A estas opciones se sumaba la personal cualidad física de la posible aspirante circunstancial, junto a una indudable capacidad de captación de la propietaria, jefa y líder de esta singular familia, que comenzaba por entablar devota relación con cada una de aquellas muchachas con el objeto de ir aquilatando y construyendo no sólo la viabilidad de una nueva y longeva cliente, sino su perfil de candidata a integrar ese particular gineceo de camareras.

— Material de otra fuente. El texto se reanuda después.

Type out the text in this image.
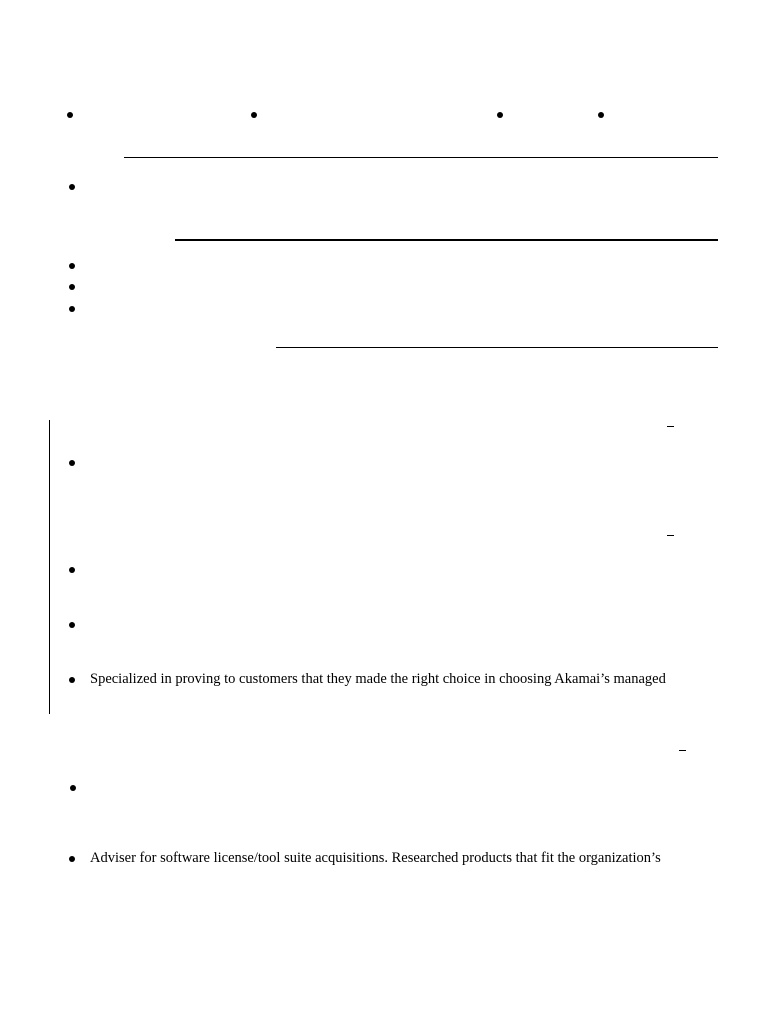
Specialized in proving to customers that they made the right choice in choosing Akamai’s managed
Adviser for software license/tool suite acquisitions. Researched products that fit the organization’s
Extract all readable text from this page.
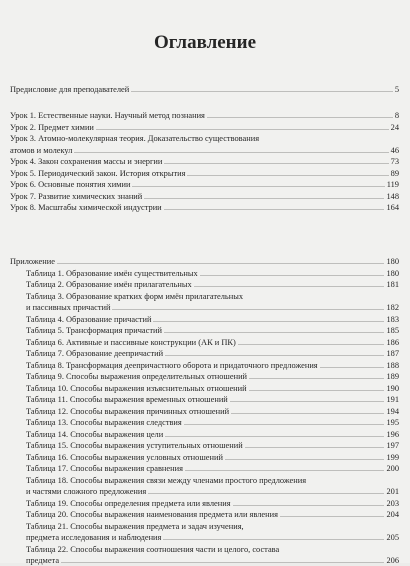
Оглавление
Предисловие для преподавателей	5
Урок 1. Естественные науки. Научный метод познания	8
Урок 2. Предмет химии	24
Урок 3. Атомно-молекулярная теория. Доказательство существования
атомов и молекул	46
Урок 4. Закон сохранения массы и энергии	73
Урок 5. Периодический закон. История открытия	89
Урок 6. Основные понятия химии	119
Урок 7. Развитие химических знаний	148
Урок 8. Масштабы химической индустрии	164
Приложение	180
Таблица 1. Образование имён существительных	180
Таблица 2. Образование имён прилагательных	181
Таблица 3. Образование кратких форм имён прилагательных
и пассивных причастий	182
Таблица 4. Образование причастий	183
Таблица 5. Трансформация причастий	185
Таблица 6. Активные и пассивные конструкции (АК и ПК)	186
Таблица 7. Образование деепричастий	187
Таблица 8. Трансформация деепричастного оборота и придаточного предложения	188
Таблица 9. Способы выражения определительных отношений	189
Таблица 10. Способы выражения изъяснительных отношений	190
Таблица 11. Способы выражения временных отношений	191
Таблица 12. Способы выражения причинных отношений	194
Таблица 13. Способы выражения следствия	195
Таблица 14. Способы выражения цели	196
Таблица 15. Способы выражения уступительных отношений	197
Таблица 16. Способы выражения условных отношений	199
Таблица 17. Способы выражения сравнения	200
Таблица 18. Способы выражения связи между членами простого предложения
и частями сложного предложения	201
Таблица 19. Способы определения предмета или явления	203
Таблица 20. Способы выражения наименования предмета или явления	204
Таблица 21. Способы выражения предмета и задач изучения,
предмета исследования и наблюдения	205
Таблица 22. Способы выражения соотношения части и целого, состава
предмета	206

Y así como llegaban y se quedaban durante un tiempo, así también se daba el momento de partir y volver cada una a sus quehaceres, si eso era menester, o encontrar una hora y un día en que su presencia fuera posible sin alterar costumbres personales ni actividades habituales. Así, poco a poco, el desfile de muchachas parecidas incorporadas a la atención del Bar-Restaurante que iban y venían, o al final se despedían en medio de grandes muestras de cariño, se hizo interminable. Como eterno pero divertido, casi fantástico, se ha hecho para mí este año que llevo visitándolo, pasando largas horas en él acodado en la barra o sentado a una mesa estratégicamente situada, sólo o en compañía de mi anciano amigo, el único que al parecer comparte con la propietaria el verdadero secreto de toda esta historia. Sí, ¿pero cuál?
Si alguno de ustedes se interesa en conocerlo, o quiere ayudarme a desentrañarlo, ya sabe: Bar-Restaurante llamado de “Las Muchachas Parecidas”, calle de Guzmán el Bueno poco antes de llegar a Meléndez Valdés. Barrio de Argüelles, distrito de Chamberí, Madrid. Allí me encontraran.